Huyssteen, The Mechanical Universe

Copernican cosmology, though revolutionary in important respects, clung to Aristotelian circular motion, whose cause generally was attributed to God. Kepler, using Tycho Brahe’s (1546–1601) observations, showed that planetary orbits are elliptical.

Kepler also found several mathematical relationships, such as the proportionality of the cubes of the mean planetary distances to the squares of the periodic times. Initially he attributed planetary motion to moving souls, but within a few years was searching for a physical principle. Kepler’s cosmology was strongly Christian. He was convinced that the creator had used mathematical archetypes to design the universe, and this religious belief drove his cosmological research and shaped his results, which were “a sacred sermon, a veritable hymn to God the Creator,” showing “how great are His wisdom, power, and goodness.” An explanation of how the planets continue to retrace the same paths forever around the sun became a central problem of seventeenth- and eighteenth- century cosmology. Newton showed mathematically that Kepler’s elliptical orbits as well as several mathematical relationships, including the proportionality of distances and times, were consequences of a universal inverse-square law of gravity. For Newton, the medium conveying action must be immaterial. The omnipresence of God, an immaterial ether, pervaded the Newtonian cosmos, offering no resistance to bodies, but moving them.

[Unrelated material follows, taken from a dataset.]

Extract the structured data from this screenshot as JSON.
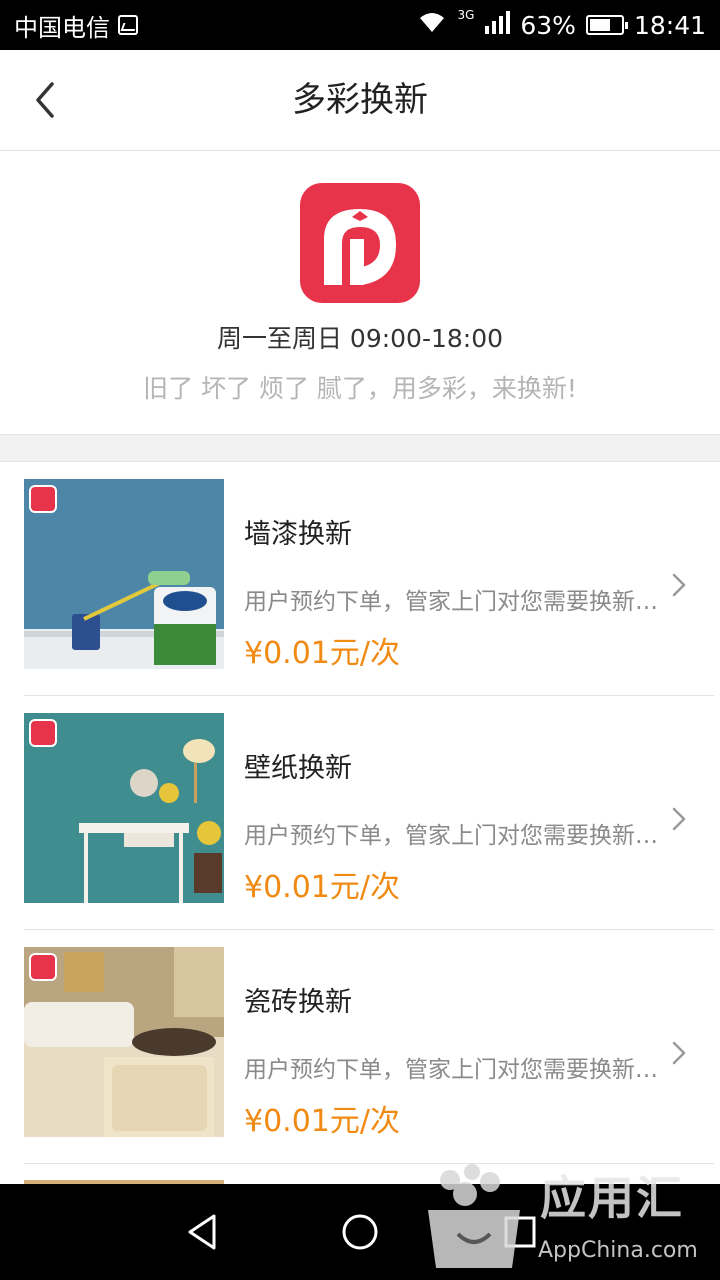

Theological implications of Newton’s cosmology were criticized in 1715 in a letter to Caroline, Princess of Wales, from the philosopher and mathematician Gottfried Leibniz (1646–1716). Leibniz was a rival of Newton in the invention of the calculus, each accusing the other of plagiarism. Newton’s friend Samuel Clarke answered in a letter to Caroline, which she forwarded to Leibniz. In the course of the debate Leibniz wrote five letters and Clarke five replies, which were published in 1717.

Newton thought that his discoveries provided new evidence of the existence and providence of God. Irregularities in planetary motions caused by the disturbing influence of other planets would increase until the system wanted reformation. Leibniz charged that Newtonian views were contributing to a decline of natural religion in England. The implication that God occasionally intervened in the universe, much as a watchmaker has to wind up and mend his work, derogated from God’s perfection.

Clarke admitted that God had to intervene in the universe, but only because intervention was part of God’s plan. Eighteenth-century belief in the orderliness of the universe made determination of that order an important theological, philosophical, and scientific endeavor. William Whiston (1667–1752), Newton’s successor at Cambridge University in 1703, argued that the system of the stars, the work of the creator, had a beautiful proportion, even if frail humans were ignorant of the order. In 1750 the English astronomer Thomas Wright (1711–1786) proposed a model for the Milky Way (a luminous band of light circling the heavens). Inspired by an incorrect summary of Wright’s book, Immanuel Kant (1724–1804) explained the Milky Way as a diskshaped system viewed from the Earth, which was located in the plane of the disk. Thoroughly imbued with a belief in the order and beauty of God’s work, Kant went on to suggest that nebulous patches of light in the Heavens are composed of stars and are other Milky Ways, or island universes. In the absence of large telescopes and revealing observations of distant stars, philosophical and theological speculations dominated cosmology.

This situation began to change after the English astronomer William Herschel (1738–1822) proposed a cosmological model rooted in observations. From the 1780s onward, the heavens, penetrated by Herschel’s large telescopes, increasingly were understood as an expanded firmament of three dimensions. The universe was also thought of as a clock, which Newtonians had argued required God’s occasional reformation. But in 1786 the last major problem in celestial mechanics was solved when Pierre-Simon Laplace (1749–1827) demonstrated that the gravitational interactions of Jupiter and Saturn were self-correcting, not in need of divine intervention.

Laplace also proposed a plausible mechanism for the formation of the solar system, which Newton had cited as reason for belief in divine providence, given the small likelihood that random chance could have been responsible. Reflecting the atheistic approach to nature of the French Enlightenment, Laplace attempted to replace the hypothesis of God’s rule with a purely physical theory that could also explain the observed order of the universe. He was successful, at least in his own mind. According to legend, when Napoleon asked Laplace whether he had left any place for the creator, Laplace replied that he had no need of such a hypothesis.